Ta sprawa panie radny Gembal powinna mieć swój finał w prokuraturze.
+6
#18 grymas50 21-10-2017 08:28
Cytat z październikowego b.r. pisma Urzedu ;
"// Termin na składanie wnioskow do ww. planu miejscowego został wyznaczony od 14 lipca do 4 września 2015 r. Obecnie trwa dalsze procedowanie sporządzenia ww. planu miejscowego "
Panie Adamie.
Jak pan widzi, PROCEDUJE SIĘ, a pan chcesz JUŻ uchwalać.
Poczekajmy. Zapowiadany sukcesywnie KONIEC ŚWIATA nigdy nie sprawdzi się. Macie czas na uchwalenie.
Niech Pan zapyta, jaki jest stan TEGO PROCEDOWANIA i gdzie on się dokonuje.
+8
#17 Adam Gębal 21-10-2017 07:14
Szanowni Państwo.
Uważam, że pierwszoplanowym zadaniem jest obecnie uchwalenie miejscowych planów zagospodarowania przestrzennego zgodnych z przyjętym przez obecną Radę Studium. Indywidualne zmiany w planach powinny być rozpatrywane w drugiej kolejności . Każda bowiem indywidualna zmiana w planie zagospodarowania przestrzennego angażuje środki finansowe, czas i siły wykonawców a tych w naszej Gminie jest zwykle mniej niż zgłaszanych potrzeb.

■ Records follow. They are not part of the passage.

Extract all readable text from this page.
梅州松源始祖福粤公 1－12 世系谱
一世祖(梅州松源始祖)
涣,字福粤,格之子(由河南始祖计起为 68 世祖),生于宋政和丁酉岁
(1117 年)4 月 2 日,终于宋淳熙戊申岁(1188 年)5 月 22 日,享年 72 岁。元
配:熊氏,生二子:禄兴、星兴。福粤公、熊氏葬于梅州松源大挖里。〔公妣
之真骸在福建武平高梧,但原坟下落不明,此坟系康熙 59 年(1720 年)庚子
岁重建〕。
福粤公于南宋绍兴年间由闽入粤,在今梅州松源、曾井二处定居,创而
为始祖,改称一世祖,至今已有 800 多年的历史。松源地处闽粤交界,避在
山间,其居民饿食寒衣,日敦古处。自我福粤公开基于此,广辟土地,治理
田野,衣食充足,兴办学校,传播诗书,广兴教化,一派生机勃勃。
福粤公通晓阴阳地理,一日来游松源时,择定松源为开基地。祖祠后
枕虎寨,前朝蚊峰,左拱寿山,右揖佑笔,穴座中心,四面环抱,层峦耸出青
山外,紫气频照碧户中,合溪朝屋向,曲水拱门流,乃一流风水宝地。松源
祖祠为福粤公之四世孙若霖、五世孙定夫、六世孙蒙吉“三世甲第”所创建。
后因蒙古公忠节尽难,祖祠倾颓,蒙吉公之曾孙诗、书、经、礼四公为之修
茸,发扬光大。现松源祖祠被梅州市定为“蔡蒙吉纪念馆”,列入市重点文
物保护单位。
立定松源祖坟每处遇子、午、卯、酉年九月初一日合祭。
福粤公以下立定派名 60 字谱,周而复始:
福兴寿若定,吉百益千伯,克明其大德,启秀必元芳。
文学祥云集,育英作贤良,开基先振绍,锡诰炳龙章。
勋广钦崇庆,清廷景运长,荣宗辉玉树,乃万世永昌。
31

Do propozycji zgłoszonych przez Pana Burmistrza a dotyczących wszczęcia indywidualnych procedur planistycznych w tym sprawy sygnalizowanej przez Pana Janusza Kowalskiego odniosę się po uzyskaniu dodatkowych wyjaśnień podczas poniedziałkowego posiedzenia połączonych Komisji Rady.